I first met Andrew when I visited the Arboretum to hear all about lawn replacement, but got to hear the story of his own garden more recently when he spoke at a local public garden. The highlights are the photos, of course, plus these notes:
- He says a “pretty good garden” cost 10-20% of the value of the home. Shocked? He’s spent MORE on his than he paid for his house, but that includes redoing his garage into a $130K “summer house”. The back flagstone patio, done in his first year there (1999) cost $10K. And so it goes.
- He loves Japanese holly as a fast-growing alternative to boxwoods and great hedge plant, especially ‘Nigra’. Another great hedge plant is the Osmanthus heterophyllus ‘Gulftide,” which has fragrant white flowers in fall.
- He’s very pro-sod because it gives an instant look, doesn’t cost much more than seed, and can be partied on 10 days after installation.
- He loves Thuja ‘Green Giant’. (Me, too.)
- When a gorgeous old Japanese maple died he chose the American yellowwood to replace it.

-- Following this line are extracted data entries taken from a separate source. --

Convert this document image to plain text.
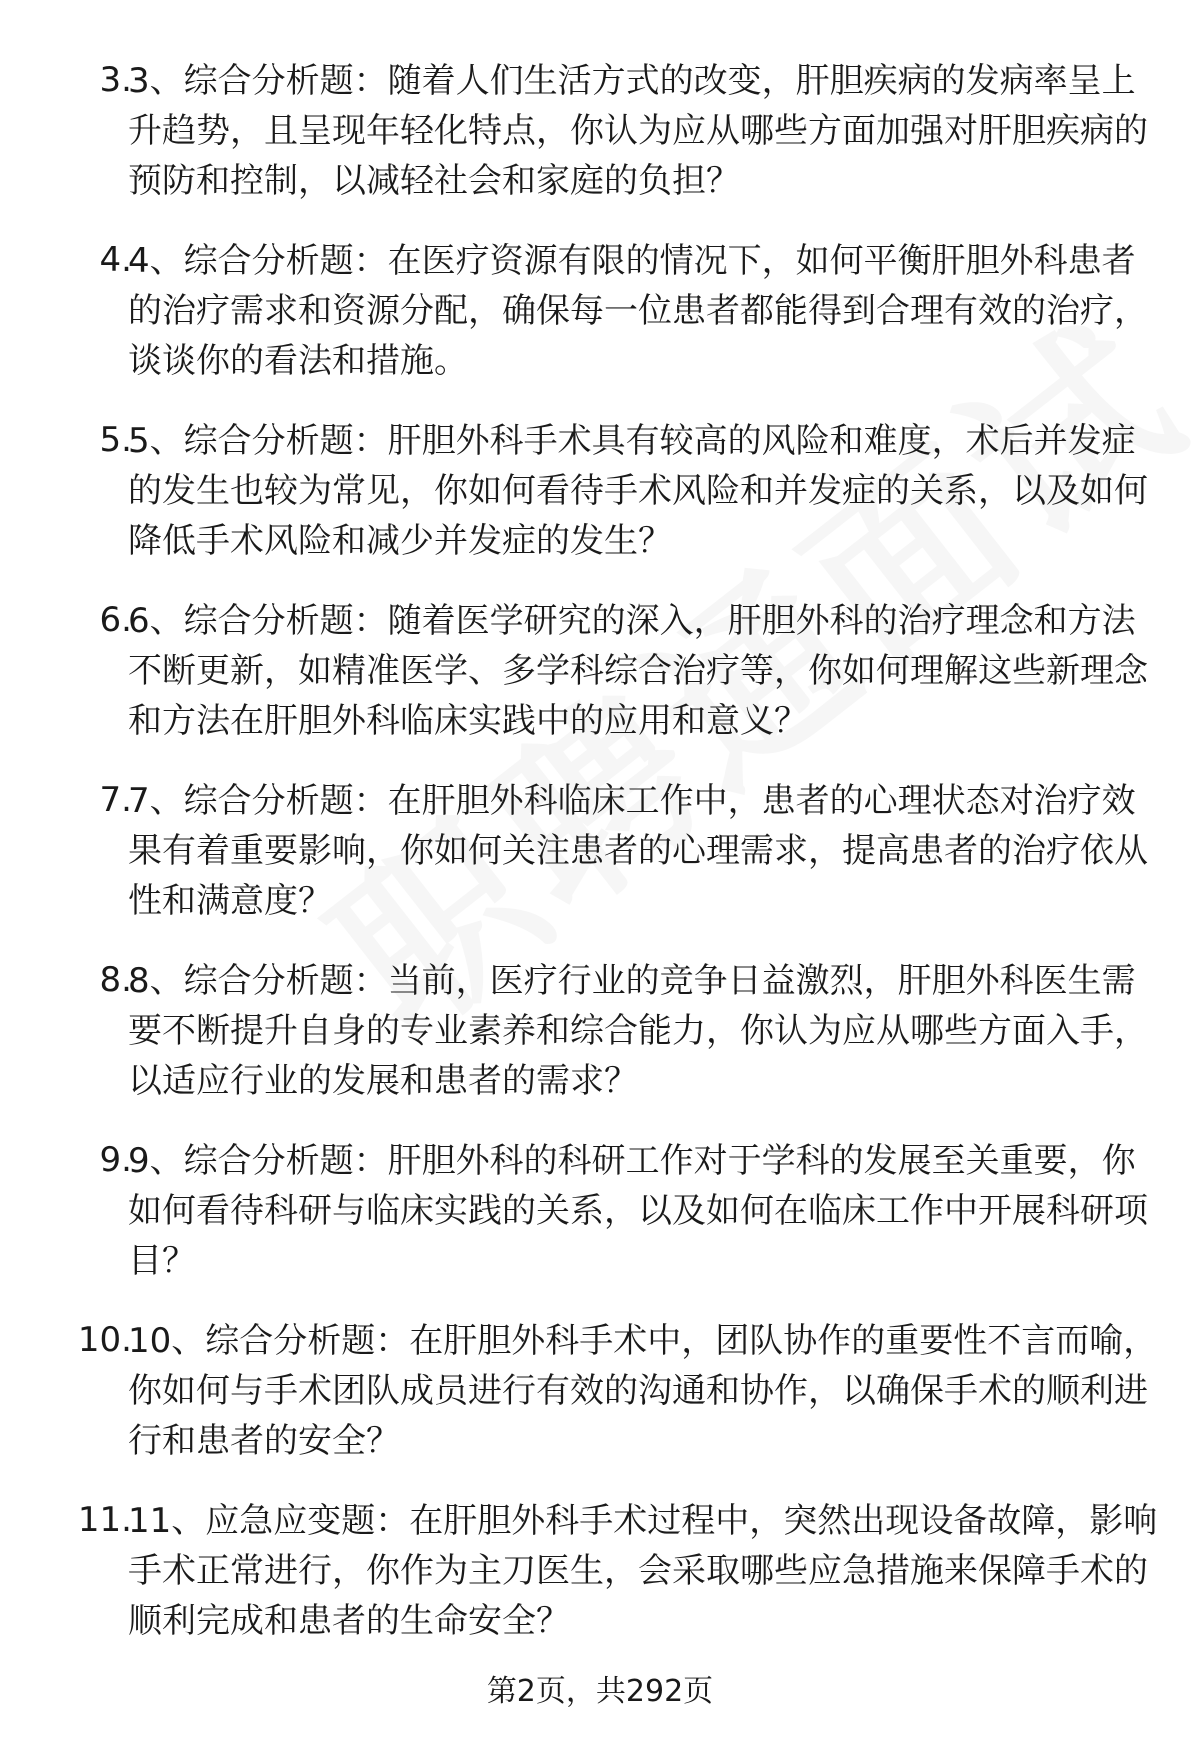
3.

3、综合分析题：随着人们生活方式的改变，肝胆疾病的发病率呈上升趋势，且呈现年轻化特点，你认为应从哪些方面加强对肝胆疾病的预防和控制，以减轻社会和家庭的负担？

4.

4、综合分析题：在医疗资源有限的情况下，如何平衡肝胆外科患者的治疗需求和资源分配，确保每一位患者都能得到合理有效的治疗，谈谈你的看法和措施。

5.

5、综合分析题：肝胆外科手术具有较高的风险和难度，术后并发症的发生也较为常见，你如何看待手术风险和并发症的关系，以及如何降低手术风险和减少并发症的发生？

6.

6、综合分析题：随着医学研究的深入，肝胆外科的治疗理念和方法不断更新，如精准医学、多学科综合治疗等，你如何理解这些新理念和方法在肝胆外科临床实践中的应用和意义？

7.

7、综合分析题：在肝胆外科临床工作中，患者的心理状态对治疗效果有着重要影响，你如何关注患者的心理需求，提高患者的治疗依从性和满意度？

8.

8、综合分析题：当前，医疗行业的竞争日益激烈，肝胆外科医生需要不断提升自身的专业素养和综合能力，你认为应从哪些方面入手，以适应行业的发展和患者的需求？

9.

9、综合分析题：肝胆外科的科研工作对于学科的发展至关重要，你如何看待科研与临床实践的关系，以及如何在临床工作中开展科研项目？

10.

10、综合分析题：在肝胆外科手术中，团队协作的重要性不言而喻，你如何与手术团队成员进行有效的沟通和协作，以确保手术的顺利进行和患者的安全？

11.

11、应急应变题：在肝胆外科手术过程中，突然出现设备故障，影响手术正常进行，你作为主刀医生，会采取哪些应急措施来保障手术的顺利完成和患者的生命安全？

第2页，共292页
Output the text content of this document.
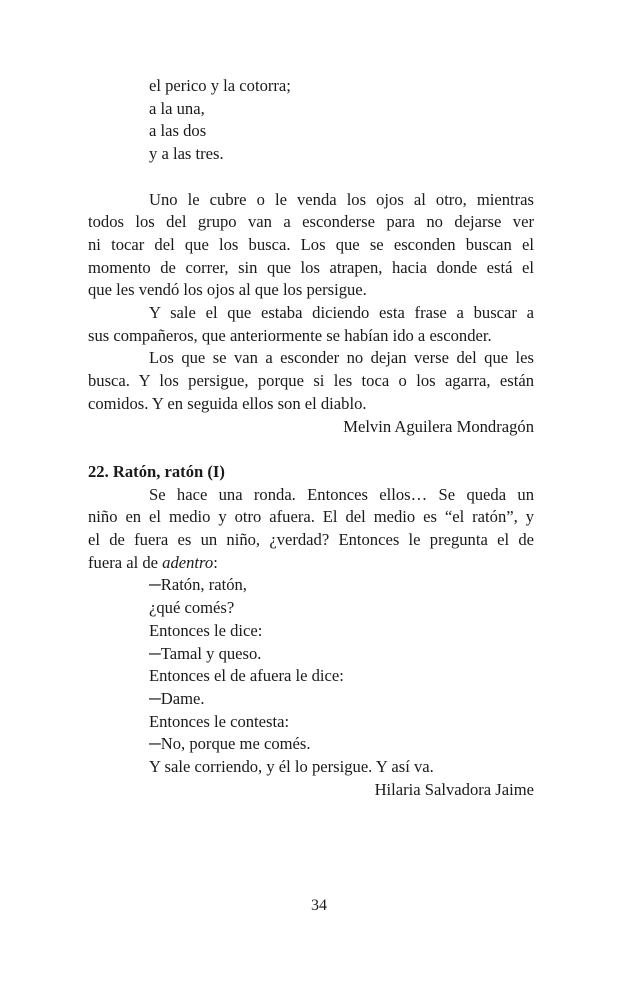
el perico y la cotorra;
a la una,
a las dos
y a las tres.
Uno le cubre o le venda los ojos al otro, mientras
todos los del grupo van a esconderse para no dejarse ver
ni tocar del que los busca. Los que se esconden buscan el
momento de correr, sin que los atrapen, hacia donde está el
que les vendó los ojos al que los persigue.
Y sale el que estaba diciendo esta frase a buscar a
sus compañeros, que anteriormente se habían ido a esconder.
Los que se van a esconder no dejan verse del que les
busca. Y los persigue, porque si les toca o los agarra, están
comidos. Y en seguida ellos son el diablo.
Melvin Aguilera Mondragón
22. Ratón, ratón (I)
Se hace una ronda. Entonces ellos… Se queda un
niño en el medio y otro afuera. El del medio es “el ratón”, y
el de fuera es un niño, ¿verdad? Entonces le pregunta el de
fuera al de adentro:
─Ratón, ratón,
¿qué comés?
Entonces le dice:
─Tamal y queso.
Entonces el de afuera le dice:
─Dame.
Entonces le contesta:
─No, porque me comés.
Y sale corriendo, y él lo persigue. Y así va.
Hilaria Salvadora Jaime
34
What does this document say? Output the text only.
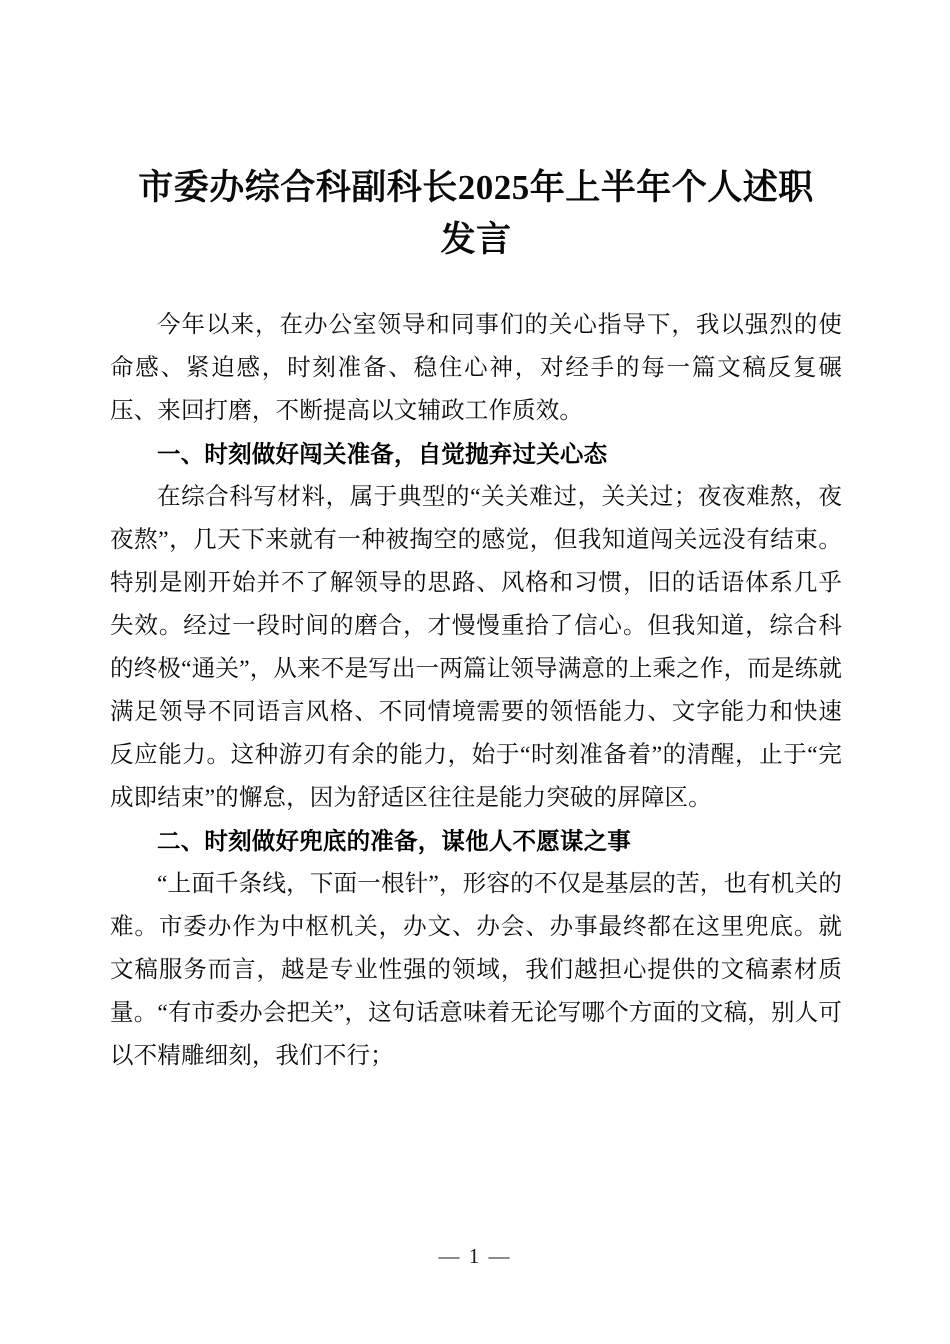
市委办综合科副科长2025年上半年个人述职
发言

今年以来，在办公室领导和同事们的关心指导下，我以强烈的使命感、紧迫感，时刻准备、稳住心神，对经手的每一篇文稿反复碾压、来回打磨，不断提高以文辅政工作质效。

一、时刻做好闯关准备，自觉抛弃过关心态

在综合科写材料，属于典型的“关关难过，关关过；夜夜难熬，夜夜熬”，几天下来就有一种被掏空的感觉，但我知道闯关远没有结束。特别是刚开始并不了解领导的思路、风格和习惯，旧的话语体系几乎失效。经过一段时间的磨合，才慢慢重拾了信心。但我知道，综合科的终极“通关”，从来不是写出一两篇让领导满意的上乘之作，而是练就满足领导不同语言风格、不同情境需要的领悟能力、文字能力和快速反应能力。这种游刃有余的能力，始于“时刻准备着”的清醒，止于“完成即结束”的懈怠，因为舒适区往往是能力突破的屏障区。

二、时刻做好兜底的准备，谋他人不愿谋之事

“上面千条线，下面一根针”，形容的不仅是基层的苦，也有机关的难。市委办作为中枢机关，办文、办会、办事最终都在这里兜底。就文稿服务而言，越是专业性强的领域，我们越担心提供的文稿素材质量。“有市委办会把关”，这句话意味着无论写哪个方面的文稿，别人可以不精雕细刻，我们不行；

— 1 —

Why? It’s fast-growing, has a good winter habit and lovely silver bark, great yellow foliage in the fall, and a profusion of pendant white fragrant flowers in the spring.
- He uses lots of bananas, cannas, other nonhardy tropicals that winter over in his basement. Favorite banana? Abyssinian ‘Maurellii,” which grows to 15 feet.
- A fantastic cheap patio surface is one-half-inch granite gravel.
- The surface of his summer house is concrete but stained a really, cool color – like a dark brown leather.